Ида ненавидела Василия Петровича лютою ненавистью и называла за глаза не иначе как “этот пьяный винья”.
Набравшись храбрости, я постучала в знакомую дверь.
– Войдите!
Катышев сидел у окна и читал газету. В комнате пахло табаком, гуталином, потом, водкой и грязным бельем. Голые стены без книг, пустыня вместо письменного стола. Окурки на полу, смятая, нечистая постель. И это существует и смердит под крупное тиканье Митиного будильника! И на окне, как поруганные знамена нашей прежней жизни, тряпкой свисают пыльные шторы.
– У меня к вам просьба, – сказала я, не делая ни единого шага от двери. – Продайте, мне, пожалуйста, наши вещи: этажерку, будильник, шторы… По любой цене.

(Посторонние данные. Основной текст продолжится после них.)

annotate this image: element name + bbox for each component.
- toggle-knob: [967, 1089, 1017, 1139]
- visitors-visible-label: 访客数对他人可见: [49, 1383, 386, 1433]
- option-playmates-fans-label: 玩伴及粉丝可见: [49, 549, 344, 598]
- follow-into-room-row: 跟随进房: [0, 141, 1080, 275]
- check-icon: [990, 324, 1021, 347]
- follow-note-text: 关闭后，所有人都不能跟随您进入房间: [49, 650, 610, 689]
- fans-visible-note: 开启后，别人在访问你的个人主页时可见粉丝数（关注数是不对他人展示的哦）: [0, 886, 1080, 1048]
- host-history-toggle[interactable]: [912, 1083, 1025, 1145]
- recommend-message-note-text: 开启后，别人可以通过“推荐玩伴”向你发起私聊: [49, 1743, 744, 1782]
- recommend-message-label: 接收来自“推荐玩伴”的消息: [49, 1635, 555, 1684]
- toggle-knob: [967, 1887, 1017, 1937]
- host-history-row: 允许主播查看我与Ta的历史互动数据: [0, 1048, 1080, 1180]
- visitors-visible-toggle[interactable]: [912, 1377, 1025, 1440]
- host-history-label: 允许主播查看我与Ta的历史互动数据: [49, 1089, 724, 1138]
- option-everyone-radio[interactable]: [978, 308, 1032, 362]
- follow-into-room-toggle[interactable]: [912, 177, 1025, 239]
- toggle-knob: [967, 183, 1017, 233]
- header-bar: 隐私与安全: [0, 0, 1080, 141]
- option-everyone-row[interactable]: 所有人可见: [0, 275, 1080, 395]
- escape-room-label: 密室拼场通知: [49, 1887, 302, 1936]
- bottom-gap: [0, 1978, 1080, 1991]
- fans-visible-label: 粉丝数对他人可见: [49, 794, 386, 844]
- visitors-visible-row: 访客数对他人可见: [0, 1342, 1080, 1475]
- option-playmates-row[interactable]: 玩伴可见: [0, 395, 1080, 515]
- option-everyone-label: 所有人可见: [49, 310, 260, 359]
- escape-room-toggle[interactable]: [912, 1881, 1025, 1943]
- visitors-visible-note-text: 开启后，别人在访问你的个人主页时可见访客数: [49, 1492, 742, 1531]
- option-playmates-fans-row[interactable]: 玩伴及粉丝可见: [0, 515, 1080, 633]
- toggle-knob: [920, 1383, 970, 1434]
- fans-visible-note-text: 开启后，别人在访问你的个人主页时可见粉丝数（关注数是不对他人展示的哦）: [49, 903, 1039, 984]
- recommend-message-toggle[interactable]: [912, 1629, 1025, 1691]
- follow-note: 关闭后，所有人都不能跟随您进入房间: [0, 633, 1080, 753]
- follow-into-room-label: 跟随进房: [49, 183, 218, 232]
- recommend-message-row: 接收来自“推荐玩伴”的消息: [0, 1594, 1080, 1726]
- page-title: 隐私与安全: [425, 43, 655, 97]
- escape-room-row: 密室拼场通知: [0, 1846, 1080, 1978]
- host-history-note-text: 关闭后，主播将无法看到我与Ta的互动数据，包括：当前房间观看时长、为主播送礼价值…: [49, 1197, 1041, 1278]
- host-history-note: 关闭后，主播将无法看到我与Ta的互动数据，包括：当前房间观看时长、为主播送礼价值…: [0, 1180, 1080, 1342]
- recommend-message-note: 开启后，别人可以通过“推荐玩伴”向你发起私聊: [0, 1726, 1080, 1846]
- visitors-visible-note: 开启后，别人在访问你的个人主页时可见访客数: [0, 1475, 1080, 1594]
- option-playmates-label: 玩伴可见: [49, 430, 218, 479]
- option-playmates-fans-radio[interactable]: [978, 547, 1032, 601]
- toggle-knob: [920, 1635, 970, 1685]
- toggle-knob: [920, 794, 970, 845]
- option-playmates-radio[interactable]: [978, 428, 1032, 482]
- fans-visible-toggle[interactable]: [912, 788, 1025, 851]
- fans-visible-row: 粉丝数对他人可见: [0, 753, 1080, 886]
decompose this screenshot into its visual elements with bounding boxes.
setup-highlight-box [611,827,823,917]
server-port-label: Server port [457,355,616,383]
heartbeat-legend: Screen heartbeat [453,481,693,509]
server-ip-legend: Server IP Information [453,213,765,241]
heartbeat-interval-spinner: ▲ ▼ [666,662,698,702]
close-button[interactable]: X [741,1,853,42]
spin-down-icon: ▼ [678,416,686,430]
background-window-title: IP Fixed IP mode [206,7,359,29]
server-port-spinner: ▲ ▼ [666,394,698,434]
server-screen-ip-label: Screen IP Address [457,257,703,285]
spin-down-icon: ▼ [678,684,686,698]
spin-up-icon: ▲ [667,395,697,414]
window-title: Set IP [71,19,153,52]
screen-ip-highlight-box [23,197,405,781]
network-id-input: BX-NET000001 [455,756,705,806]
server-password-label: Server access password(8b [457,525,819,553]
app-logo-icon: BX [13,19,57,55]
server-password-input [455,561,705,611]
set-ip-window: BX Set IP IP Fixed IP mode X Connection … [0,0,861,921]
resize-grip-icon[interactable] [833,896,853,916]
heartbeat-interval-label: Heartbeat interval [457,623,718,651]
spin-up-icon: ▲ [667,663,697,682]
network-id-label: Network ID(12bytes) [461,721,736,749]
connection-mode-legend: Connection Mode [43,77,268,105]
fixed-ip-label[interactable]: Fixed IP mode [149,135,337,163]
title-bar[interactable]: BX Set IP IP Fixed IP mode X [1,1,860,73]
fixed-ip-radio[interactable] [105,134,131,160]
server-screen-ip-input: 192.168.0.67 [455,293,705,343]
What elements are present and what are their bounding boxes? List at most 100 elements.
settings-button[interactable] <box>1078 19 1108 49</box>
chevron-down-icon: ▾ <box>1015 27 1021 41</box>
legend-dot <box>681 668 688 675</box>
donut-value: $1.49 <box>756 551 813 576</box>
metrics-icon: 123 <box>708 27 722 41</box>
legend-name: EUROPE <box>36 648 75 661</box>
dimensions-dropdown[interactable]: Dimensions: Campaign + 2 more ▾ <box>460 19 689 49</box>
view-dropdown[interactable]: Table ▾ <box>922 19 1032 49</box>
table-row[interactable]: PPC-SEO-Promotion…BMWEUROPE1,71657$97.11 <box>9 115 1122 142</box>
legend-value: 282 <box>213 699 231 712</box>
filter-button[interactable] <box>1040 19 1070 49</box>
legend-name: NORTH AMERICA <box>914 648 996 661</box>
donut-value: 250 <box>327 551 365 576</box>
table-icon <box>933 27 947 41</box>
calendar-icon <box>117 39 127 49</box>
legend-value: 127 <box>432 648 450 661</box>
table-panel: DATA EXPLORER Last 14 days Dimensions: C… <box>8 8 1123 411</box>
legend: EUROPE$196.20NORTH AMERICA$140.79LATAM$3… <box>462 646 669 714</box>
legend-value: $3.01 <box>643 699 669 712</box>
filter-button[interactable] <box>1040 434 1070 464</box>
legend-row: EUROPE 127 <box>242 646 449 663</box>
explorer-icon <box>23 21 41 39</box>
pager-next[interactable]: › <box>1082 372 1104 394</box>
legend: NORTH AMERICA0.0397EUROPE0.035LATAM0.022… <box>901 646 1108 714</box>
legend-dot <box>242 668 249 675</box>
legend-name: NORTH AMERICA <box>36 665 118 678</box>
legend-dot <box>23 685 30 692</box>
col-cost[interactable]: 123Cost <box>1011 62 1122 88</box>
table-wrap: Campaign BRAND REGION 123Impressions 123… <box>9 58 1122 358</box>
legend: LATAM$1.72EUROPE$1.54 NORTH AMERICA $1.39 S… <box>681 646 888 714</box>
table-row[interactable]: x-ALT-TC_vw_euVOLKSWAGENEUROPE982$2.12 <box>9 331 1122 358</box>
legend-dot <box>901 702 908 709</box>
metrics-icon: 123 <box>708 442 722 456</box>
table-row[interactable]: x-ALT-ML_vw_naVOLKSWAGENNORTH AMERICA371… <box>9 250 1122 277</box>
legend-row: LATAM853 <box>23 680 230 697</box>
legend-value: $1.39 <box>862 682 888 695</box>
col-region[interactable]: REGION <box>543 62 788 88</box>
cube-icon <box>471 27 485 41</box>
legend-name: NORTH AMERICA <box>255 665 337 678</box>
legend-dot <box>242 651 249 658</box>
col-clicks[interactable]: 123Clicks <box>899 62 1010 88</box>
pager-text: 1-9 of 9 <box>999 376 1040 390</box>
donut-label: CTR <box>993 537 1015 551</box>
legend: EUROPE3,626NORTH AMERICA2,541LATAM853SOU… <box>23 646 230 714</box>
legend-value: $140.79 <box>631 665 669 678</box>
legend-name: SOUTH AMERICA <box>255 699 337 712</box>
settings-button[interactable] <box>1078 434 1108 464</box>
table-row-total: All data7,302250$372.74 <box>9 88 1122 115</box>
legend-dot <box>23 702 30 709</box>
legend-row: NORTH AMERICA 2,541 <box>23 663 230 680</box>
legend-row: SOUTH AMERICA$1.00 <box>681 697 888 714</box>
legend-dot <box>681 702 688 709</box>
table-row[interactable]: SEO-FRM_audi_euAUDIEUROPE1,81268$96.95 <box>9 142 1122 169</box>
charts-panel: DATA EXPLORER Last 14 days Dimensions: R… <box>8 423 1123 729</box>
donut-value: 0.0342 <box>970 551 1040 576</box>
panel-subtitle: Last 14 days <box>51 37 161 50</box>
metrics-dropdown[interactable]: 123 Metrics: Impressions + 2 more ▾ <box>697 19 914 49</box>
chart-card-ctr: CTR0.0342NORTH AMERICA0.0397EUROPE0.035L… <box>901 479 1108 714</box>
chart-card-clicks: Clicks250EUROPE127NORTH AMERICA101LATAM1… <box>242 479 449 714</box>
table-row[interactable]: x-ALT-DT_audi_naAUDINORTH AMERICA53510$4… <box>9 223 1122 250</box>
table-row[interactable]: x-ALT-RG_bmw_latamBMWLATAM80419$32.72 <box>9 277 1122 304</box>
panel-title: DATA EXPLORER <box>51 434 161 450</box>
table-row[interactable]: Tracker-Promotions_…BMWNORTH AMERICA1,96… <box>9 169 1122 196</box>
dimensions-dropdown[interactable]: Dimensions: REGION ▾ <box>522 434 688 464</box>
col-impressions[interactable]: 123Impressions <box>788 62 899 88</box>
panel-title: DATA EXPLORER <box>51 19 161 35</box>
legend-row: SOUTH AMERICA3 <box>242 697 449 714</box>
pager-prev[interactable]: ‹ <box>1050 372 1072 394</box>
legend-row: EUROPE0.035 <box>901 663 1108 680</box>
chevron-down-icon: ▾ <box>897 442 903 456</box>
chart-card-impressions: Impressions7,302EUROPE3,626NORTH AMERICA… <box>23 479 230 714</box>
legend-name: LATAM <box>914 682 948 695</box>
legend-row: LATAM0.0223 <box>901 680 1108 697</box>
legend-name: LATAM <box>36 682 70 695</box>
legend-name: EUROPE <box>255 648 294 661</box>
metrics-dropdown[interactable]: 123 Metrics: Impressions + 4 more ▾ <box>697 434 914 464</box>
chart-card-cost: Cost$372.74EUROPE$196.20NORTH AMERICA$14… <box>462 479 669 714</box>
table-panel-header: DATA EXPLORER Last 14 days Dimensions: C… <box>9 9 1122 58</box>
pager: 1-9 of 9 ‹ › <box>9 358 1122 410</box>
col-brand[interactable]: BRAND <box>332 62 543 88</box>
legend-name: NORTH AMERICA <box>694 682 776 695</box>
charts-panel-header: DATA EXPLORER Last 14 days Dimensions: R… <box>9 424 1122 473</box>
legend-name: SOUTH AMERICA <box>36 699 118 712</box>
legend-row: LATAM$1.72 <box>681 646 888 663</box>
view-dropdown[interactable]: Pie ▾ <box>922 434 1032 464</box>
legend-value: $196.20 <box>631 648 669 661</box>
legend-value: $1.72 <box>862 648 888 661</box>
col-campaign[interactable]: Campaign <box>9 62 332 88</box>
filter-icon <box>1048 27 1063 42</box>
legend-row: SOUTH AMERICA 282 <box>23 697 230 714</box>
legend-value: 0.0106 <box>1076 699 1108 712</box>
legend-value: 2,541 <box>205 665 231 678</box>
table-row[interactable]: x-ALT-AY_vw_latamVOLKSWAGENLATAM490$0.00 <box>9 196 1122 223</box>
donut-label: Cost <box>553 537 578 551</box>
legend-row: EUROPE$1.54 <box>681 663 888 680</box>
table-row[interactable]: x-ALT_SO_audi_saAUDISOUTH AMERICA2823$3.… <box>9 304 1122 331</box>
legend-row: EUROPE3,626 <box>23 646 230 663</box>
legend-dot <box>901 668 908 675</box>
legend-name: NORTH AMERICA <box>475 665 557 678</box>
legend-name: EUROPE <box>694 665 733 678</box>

– Мне они самому нужны, – быстро ответил Катышев и снова уткнулся в газету.
Он был совершенно трезв.
“ничто из возможного не невозможно”
1
Позади уже ночь с 31 июля на 1 августа, когда за Митей пришли в Ленинграде; позади – мои неудачные попытки предупредить его; позади ночь с 5-го на 6-е в Киеве, когда его увели; позади – мои ночи и дни в очередях; позади – мои поездки в Москву; тщетные обращения Корнея Ивановича, Самуила Яковлевича и троих академиков, и мои, и материнские к Сталину и к повелителям различных органов; позади ответ из окошечка: “выбыл”; позади – мой поход в прокуратуру к Розанову в Ленинграде и к военному прокурору в Москве; позади приговор и мое бегство в Киев, и моя поездка в Ворзель и в Крым; ожидание писем; возвращение в Ленинград; позади – первая встреча с управдомом, и с разгромленной квартирой, и с Катышевым, а потом с Корнеем Ивановичем, Идой и Люшей.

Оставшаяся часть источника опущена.